In the meantime it’s the peak of summer which means that this girl is stuffing her face with allll the fruits and vegetables from the farmers market. Especially peaches. Maybe it’s because last year we had a peach shortage, but this year’s bounty tastes particularly delicious. Here I’ve combined them with dandelion greens, garlic scapes, sorghum, pecans, and balsamic vinegar to make a sweet and savory, fruity grain salad. It’s the kind of dish that would mix beautifully with a larger, barbecue style spread, yet is hearty enough on its own to enjoy as a light dinner.
*After you wash the dandelion greens, don’t dry– the moisture will help cook them.
*To toast the pecans, heat in a pan over medium heat for about 3 minutes, watching closely and stirring frequently.
*Because this recipe calls for fresh peaches, for most aesthetically pleasing results I recommend eating this dish right away.
*If you can’t find garlic scapes, feel free to use 1-2 garlic cloves, finely chopped or sliced, instead. The cloves will cook more quickly than the scapes, so take care not to burn. I think a a bit of red onion would also be good.
¾ cup sorghum, rinsed
2¾ cups water or vegetable stock (I used water + ½ bouillon cube)
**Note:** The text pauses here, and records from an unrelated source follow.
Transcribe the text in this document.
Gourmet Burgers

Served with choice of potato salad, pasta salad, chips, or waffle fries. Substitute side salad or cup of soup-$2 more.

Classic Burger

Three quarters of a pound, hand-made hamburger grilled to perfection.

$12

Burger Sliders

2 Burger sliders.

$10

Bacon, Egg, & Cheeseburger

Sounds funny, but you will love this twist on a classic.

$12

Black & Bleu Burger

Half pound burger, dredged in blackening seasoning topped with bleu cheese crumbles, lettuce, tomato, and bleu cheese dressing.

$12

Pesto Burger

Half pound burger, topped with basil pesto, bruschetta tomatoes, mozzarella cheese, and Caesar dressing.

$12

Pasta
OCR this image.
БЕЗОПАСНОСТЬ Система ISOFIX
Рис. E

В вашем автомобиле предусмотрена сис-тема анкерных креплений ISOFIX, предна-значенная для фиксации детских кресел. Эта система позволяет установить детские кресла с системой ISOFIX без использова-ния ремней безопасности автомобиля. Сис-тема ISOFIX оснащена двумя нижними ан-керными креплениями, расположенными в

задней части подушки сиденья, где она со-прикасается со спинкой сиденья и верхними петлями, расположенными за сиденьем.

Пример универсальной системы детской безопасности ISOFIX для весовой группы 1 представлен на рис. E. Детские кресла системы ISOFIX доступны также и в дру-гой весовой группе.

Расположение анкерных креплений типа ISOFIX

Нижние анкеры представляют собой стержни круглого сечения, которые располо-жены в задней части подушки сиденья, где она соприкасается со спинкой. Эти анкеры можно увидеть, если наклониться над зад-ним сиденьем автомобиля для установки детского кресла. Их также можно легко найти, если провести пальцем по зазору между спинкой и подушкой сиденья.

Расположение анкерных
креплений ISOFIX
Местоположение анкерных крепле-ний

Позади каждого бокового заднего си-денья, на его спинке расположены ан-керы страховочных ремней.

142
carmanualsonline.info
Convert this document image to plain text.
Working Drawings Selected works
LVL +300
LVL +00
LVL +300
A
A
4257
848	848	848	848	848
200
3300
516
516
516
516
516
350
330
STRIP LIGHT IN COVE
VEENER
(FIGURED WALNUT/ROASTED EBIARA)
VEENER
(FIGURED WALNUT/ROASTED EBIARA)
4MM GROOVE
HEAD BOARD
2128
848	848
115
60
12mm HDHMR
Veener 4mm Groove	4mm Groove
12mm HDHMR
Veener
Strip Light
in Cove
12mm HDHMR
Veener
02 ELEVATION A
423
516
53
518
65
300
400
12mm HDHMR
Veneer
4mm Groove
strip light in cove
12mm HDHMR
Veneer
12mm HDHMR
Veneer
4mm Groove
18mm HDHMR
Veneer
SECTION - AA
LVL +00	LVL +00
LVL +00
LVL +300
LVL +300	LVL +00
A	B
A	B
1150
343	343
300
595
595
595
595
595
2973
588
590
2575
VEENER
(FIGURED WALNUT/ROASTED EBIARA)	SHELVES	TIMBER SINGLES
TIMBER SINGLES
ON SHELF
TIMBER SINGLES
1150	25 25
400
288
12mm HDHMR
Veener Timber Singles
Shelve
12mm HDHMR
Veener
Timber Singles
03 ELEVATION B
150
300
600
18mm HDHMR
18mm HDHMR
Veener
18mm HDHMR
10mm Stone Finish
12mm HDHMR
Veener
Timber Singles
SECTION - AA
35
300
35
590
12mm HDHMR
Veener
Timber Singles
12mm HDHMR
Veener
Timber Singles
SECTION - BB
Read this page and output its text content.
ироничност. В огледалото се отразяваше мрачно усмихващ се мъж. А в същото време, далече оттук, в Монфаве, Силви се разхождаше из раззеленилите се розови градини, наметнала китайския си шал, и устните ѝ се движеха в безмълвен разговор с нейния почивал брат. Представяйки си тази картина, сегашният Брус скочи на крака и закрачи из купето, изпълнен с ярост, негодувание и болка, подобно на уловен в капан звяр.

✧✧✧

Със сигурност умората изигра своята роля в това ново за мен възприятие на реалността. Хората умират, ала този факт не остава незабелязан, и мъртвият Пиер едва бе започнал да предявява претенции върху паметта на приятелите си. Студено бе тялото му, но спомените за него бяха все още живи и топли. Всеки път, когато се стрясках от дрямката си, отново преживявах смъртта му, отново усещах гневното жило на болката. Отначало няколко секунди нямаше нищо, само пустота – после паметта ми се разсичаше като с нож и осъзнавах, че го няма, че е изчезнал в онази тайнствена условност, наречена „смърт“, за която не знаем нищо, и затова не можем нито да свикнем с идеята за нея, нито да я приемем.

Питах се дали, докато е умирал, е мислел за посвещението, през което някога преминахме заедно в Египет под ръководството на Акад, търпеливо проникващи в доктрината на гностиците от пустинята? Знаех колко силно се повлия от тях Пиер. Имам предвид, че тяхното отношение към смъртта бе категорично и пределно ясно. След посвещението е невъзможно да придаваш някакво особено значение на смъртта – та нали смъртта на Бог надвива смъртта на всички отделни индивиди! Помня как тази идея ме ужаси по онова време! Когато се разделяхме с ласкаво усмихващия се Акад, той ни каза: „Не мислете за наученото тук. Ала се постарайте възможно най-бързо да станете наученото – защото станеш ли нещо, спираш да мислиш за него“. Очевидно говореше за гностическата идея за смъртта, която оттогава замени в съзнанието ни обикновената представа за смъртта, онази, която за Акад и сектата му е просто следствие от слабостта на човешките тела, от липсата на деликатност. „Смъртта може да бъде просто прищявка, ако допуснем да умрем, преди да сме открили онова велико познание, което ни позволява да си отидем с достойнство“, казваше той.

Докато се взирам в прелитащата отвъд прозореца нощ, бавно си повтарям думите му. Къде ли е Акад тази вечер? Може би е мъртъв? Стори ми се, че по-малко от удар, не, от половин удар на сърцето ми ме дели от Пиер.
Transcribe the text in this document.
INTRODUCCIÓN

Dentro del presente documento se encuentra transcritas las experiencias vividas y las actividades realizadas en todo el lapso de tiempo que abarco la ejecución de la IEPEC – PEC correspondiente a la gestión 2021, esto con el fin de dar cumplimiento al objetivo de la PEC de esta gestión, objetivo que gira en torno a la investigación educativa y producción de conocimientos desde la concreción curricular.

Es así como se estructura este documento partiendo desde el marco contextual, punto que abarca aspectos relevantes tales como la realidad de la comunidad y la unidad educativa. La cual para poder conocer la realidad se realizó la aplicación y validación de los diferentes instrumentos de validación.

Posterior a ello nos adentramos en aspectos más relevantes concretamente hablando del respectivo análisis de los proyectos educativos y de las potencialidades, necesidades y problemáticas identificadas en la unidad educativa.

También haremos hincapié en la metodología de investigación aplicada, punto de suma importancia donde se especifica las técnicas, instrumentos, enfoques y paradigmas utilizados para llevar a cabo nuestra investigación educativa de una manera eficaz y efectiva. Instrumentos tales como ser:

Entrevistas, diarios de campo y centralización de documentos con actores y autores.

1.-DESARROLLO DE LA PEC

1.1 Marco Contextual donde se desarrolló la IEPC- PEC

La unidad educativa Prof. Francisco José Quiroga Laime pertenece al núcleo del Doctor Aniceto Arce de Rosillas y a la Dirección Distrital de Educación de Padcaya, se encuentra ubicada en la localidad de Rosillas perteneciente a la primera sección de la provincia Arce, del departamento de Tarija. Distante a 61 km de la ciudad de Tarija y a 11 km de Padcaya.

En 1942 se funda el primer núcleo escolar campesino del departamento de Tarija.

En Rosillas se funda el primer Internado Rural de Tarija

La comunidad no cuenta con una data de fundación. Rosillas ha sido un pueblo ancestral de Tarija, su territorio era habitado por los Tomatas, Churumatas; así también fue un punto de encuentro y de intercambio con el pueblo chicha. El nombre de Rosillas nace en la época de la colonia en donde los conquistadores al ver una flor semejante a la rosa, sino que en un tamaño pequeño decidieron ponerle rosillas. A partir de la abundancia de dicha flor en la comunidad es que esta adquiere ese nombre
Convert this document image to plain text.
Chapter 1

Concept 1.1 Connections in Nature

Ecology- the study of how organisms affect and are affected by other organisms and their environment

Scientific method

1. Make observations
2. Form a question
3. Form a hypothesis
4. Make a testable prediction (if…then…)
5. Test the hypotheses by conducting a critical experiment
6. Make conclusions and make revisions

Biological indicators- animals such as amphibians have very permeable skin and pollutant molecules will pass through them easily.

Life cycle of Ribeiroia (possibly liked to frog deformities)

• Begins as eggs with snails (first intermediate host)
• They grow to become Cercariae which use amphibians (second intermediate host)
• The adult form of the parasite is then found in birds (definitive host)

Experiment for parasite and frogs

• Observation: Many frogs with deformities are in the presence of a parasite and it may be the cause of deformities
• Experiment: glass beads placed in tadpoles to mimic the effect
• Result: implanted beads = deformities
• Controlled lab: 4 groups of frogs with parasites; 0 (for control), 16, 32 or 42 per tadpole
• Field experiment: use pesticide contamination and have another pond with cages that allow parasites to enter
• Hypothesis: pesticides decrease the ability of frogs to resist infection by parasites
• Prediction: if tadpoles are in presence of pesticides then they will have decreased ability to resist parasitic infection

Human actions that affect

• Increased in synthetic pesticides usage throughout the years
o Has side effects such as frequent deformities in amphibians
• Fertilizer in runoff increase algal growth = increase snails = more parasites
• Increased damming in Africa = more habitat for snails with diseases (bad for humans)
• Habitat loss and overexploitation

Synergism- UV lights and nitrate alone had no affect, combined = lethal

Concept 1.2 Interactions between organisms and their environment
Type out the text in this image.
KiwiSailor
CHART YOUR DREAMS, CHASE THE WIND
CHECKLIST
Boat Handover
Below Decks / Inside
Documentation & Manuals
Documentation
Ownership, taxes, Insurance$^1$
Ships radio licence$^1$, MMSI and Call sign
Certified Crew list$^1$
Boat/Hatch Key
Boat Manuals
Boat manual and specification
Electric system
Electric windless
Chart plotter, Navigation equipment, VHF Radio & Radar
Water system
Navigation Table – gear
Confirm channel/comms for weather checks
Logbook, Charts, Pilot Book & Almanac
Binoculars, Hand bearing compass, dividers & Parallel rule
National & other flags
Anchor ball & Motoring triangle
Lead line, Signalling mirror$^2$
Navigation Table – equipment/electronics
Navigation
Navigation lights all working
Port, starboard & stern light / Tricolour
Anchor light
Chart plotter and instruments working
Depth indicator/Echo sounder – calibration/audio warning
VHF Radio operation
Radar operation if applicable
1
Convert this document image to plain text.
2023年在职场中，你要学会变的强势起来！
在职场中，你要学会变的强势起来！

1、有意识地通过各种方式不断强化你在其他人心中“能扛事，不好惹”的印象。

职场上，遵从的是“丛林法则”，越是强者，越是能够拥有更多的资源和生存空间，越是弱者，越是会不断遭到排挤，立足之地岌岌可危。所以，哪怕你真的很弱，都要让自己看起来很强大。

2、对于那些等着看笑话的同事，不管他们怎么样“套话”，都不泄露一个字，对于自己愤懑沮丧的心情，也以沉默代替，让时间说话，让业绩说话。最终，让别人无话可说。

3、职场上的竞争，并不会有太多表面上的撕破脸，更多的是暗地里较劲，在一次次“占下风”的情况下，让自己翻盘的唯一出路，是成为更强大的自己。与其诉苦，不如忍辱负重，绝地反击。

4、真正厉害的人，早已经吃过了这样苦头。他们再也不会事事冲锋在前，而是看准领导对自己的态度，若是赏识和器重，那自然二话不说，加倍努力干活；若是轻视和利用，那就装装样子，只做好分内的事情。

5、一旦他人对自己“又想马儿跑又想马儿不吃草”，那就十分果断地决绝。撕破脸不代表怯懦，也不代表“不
5-7 garlic scapes, ends trimmed, chopped
pinch of red pepper flakes
1 bunch of dandelion greens, ends trimmed, chopped
1 tsp balsamic vinegar, divided, plus more for serving
¼ tsp agave
1-2 peaches, sliced
1/3 cup pecans, toasted and roughly chopped
sea salt and black pepper
Place sorghum, water/stock, and a drop of olive oil in a saucepan and cook over high heat until boiling. Cover, reduce heat to low, and cook for about 50-60 minutes or until tender but still a little chewy. Drain and let cool.
Meanwhile, drizzle some olive oil into a large pan and cook garlic scapes and red pepper flakes over medium low heat for about 4-5 minutes, stirring now and then, until fragrant and a bit golden. I highly recommend using a splatter guard here, especially if cooking in cast iron. A lid, propped open a bit so steam can escape, will also work.
Add the dandelion greens and a couple splashes of water to the pan. Cover, turn the heat up to medium, and cook for 10-15 minutes, stirring and adding more water as needed. Turn off the heat and season with half the balsamic vinegar, the agave, and salt and pepper. Let cool.
Add the peaches and remaining ½ tsp of balsamic vinegar to the pan. Stir in the cooled sorghum and top with chopped toasted pecans. Wait a few minutes to let the flavors mingle, then taste for seasonings and serve drizzled with a bit more olive oil and balsamic vinegar.